No doubt that it is the duty of judges to say what they believe the law is, but that does not mean they are the only ones - juries have their role to play.
Presidential power scholar Stephen Knott discusses in this latest edition of Liberty Law Talk his book Rush to Judgment: George W. Bush, the War on Terror, and His Critics, recently released in paperback form by University Press of Kansas. Knott has a point in this book. He argues convincingly that the vituperative critics of George W. Bush’s use of executive power, in many instances, were willfully ignorant of the historical use of these powers.
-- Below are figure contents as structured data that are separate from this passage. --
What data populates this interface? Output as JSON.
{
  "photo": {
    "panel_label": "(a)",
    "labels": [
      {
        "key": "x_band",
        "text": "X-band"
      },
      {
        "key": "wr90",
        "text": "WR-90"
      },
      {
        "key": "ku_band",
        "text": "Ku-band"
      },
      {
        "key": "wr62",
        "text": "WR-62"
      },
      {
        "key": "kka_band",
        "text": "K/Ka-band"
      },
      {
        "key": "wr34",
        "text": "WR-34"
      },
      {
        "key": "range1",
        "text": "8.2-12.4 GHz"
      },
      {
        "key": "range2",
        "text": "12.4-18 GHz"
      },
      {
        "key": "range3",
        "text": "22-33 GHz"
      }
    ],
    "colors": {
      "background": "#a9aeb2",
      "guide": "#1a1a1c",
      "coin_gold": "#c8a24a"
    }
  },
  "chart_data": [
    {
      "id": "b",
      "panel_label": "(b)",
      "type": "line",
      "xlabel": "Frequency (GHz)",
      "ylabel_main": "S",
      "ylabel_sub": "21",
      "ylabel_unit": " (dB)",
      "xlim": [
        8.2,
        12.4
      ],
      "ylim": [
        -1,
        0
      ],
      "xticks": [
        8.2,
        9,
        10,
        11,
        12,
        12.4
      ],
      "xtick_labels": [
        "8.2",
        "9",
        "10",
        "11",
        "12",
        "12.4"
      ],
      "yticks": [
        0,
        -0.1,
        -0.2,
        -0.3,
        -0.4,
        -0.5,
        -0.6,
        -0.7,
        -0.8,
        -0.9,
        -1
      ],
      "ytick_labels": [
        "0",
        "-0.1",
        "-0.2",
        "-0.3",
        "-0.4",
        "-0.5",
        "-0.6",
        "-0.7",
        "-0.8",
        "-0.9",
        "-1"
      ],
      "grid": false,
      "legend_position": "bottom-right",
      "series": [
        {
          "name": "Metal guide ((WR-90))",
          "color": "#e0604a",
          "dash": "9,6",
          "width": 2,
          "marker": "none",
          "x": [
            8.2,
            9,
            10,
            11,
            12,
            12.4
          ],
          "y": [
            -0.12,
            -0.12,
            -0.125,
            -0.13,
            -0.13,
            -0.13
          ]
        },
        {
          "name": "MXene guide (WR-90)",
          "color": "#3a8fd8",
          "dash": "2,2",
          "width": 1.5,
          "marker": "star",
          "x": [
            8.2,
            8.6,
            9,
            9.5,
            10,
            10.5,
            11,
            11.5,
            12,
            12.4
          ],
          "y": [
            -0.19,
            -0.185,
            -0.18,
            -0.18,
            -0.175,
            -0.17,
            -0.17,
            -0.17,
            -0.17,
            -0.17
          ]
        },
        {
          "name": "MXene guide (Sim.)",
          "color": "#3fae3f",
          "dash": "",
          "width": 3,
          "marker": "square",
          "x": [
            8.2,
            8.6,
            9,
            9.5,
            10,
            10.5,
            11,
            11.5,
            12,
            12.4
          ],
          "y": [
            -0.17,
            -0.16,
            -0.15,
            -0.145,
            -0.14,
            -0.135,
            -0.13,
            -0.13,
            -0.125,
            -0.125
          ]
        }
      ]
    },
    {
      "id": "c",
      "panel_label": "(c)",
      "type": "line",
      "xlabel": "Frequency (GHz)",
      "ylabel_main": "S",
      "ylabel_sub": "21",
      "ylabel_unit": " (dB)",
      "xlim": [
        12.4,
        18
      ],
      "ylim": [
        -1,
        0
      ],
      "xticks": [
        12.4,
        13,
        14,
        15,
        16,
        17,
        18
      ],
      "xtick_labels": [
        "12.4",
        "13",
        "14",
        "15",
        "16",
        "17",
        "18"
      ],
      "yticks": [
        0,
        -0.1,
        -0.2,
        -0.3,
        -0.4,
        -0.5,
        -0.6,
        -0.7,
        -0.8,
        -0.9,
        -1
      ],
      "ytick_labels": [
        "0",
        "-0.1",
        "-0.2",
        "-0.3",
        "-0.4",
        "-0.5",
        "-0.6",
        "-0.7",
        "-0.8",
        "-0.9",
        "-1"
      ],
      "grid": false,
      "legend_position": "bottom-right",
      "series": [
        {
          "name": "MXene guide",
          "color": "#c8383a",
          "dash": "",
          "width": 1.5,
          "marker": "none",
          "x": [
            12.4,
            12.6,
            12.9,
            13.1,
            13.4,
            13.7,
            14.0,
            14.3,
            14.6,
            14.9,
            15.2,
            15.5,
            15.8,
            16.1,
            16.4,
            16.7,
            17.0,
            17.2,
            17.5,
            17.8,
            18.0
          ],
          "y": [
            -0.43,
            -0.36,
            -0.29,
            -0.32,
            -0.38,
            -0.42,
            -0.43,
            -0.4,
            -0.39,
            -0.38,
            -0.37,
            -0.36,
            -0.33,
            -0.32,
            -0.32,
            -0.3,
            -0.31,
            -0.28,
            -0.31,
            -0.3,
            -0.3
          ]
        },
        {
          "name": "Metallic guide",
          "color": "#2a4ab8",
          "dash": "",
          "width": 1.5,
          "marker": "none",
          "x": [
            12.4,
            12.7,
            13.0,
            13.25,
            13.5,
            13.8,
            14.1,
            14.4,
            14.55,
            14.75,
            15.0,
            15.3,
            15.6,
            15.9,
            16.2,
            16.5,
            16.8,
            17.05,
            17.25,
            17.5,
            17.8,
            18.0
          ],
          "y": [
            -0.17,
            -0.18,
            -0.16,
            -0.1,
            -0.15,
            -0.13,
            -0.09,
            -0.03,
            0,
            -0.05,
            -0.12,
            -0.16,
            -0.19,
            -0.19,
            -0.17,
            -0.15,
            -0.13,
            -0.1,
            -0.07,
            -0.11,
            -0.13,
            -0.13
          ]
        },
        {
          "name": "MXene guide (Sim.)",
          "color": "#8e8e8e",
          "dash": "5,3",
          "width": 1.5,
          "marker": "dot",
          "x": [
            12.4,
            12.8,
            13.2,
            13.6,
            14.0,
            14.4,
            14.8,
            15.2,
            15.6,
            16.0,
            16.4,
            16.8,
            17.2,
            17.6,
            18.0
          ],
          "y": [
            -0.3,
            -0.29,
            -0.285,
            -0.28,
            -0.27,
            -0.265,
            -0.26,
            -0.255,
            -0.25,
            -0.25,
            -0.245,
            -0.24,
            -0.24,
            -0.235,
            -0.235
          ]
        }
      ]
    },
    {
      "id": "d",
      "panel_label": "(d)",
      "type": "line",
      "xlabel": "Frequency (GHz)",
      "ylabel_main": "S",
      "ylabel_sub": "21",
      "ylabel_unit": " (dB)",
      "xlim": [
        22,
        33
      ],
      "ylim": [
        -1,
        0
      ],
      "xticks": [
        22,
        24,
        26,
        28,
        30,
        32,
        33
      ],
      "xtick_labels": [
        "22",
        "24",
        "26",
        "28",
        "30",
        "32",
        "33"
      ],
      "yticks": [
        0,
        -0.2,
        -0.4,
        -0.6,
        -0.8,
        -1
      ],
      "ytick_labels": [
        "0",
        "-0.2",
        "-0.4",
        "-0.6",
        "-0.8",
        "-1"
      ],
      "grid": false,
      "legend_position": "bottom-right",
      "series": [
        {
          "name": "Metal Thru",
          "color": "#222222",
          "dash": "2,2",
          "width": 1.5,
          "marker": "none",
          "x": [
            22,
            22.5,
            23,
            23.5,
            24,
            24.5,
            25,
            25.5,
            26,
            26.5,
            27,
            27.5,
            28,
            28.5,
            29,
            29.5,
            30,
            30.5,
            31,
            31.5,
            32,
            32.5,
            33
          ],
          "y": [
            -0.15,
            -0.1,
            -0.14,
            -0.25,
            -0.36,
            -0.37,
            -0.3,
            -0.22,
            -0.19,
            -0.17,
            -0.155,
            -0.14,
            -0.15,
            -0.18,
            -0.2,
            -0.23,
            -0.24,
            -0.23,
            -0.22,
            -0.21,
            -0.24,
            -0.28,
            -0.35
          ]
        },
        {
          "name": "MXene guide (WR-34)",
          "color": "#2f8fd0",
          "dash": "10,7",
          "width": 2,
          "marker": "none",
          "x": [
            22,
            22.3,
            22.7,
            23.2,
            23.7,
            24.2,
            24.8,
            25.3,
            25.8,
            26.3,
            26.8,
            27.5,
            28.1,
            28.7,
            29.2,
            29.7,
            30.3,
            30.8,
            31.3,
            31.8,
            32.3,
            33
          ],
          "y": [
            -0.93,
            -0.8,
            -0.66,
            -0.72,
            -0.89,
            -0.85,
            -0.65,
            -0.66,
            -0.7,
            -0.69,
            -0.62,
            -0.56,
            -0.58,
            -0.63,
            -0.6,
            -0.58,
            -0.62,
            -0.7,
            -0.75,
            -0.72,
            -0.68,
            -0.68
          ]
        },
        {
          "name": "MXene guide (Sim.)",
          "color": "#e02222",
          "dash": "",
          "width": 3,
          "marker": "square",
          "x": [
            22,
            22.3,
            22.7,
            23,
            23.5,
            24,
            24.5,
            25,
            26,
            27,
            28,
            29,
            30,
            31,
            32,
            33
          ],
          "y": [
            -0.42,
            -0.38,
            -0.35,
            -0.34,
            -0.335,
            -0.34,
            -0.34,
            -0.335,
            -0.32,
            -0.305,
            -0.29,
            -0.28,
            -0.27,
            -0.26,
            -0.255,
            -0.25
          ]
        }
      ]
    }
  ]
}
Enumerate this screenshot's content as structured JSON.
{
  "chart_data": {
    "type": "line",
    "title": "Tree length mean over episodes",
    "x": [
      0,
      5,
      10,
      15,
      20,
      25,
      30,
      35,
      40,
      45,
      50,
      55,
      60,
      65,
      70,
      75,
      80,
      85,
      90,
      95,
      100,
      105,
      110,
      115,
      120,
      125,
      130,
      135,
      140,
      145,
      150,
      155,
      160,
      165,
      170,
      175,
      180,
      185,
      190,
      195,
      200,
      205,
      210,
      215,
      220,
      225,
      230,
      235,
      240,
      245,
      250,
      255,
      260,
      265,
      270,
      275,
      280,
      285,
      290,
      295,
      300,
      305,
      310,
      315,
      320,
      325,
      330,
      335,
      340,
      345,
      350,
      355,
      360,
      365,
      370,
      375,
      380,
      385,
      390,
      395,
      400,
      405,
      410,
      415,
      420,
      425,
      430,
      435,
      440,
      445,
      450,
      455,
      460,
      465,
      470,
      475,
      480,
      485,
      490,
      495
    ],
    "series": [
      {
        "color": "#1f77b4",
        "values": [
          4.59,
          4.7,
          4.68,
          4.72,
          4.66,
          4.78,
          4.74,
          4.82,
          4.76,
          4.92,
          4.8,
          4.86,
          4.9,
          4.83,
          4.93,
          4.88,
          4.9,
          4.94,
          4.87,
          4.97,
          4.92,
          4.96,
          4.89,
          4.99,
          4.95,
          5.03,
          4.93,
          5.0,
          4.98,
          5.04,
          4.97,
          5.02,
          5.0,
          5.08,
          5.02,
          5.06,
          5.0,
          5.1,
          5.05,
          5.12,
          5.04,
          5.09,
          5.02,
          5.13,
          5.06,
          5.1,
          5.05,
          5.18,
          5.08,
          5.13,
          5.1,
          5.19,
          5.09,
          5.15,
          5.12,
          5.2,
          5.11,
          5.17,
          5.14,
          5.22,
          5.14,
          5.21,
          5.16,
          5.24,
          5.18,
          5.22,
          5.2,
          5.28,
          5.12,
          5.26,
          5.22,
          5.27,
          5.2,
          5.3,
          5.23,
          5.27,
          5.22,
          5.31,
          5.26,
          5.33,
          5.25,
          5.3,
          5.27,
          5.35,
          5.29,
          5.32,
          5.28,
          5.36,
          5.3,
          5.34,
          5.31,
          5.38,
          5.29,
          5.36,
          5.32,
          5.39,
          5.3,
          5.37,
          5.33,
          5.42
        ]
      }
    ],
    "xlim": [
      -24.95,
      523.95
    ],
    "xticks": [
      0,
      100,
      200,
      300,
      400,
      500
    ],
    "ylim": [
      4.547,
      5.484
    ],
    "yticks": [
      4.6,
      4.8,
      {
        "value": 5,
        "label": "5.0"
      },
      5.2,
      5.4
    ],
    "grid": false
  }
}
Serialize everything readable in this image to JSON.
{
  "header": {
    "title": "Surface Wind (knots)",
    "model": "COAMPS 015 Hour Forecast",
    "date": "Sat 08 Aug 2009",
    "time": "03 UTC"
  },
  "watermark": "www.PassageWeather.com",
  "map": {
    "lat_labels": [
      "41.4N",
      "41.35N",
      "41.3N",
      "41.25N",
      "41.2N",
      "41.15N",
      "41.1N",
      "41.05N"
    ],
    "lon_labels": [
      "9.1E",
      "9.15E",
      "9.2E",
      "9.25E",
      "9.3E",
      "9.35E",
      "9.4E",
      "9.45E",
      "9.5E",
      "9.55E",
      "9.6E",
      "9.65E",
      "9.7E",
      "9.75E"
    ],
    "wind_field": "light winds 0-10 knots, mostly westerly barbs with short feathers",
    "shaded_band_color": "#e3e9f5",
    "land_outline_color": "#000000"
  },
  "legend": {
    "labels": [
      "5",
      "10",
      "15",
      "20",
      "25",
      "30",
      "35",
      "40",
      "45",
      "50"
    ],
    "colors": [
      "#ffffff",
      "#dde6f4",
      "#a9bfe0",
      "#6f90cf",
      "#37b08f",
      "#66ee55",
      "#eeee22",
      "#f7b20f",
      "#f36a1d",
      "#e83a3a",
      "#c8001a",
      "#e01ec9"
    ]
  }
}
Past presidents, ranging from George Washington, Thomas Jefferson, James Madison, Abraham Lincoln and certain presidents in the twentieth century, defended and exercised powers similar to those employed by the Bush administration. But that, of course, raises deeper questions about the use of executive power in a republic that is governed by a written constitution.
A portion of this interview looks into those historical claims, but we also compare this use of power with the expectations of the Founders regarding executive power. In particular, their experience with crown prerogative shaped how they sought to limit such powers in the new Constitution. How does such an understanding square with much of our contemporary constitutional thinking and the precedents set by past presidential administrations? Finally, we consider the arguments made by Jack Goldsmith while he was head of the Office of Legal Counsel (October 2003 to June 2004), who contended some of the most striking actions taken by the Bush administration in the War on Terror were unconstitutional.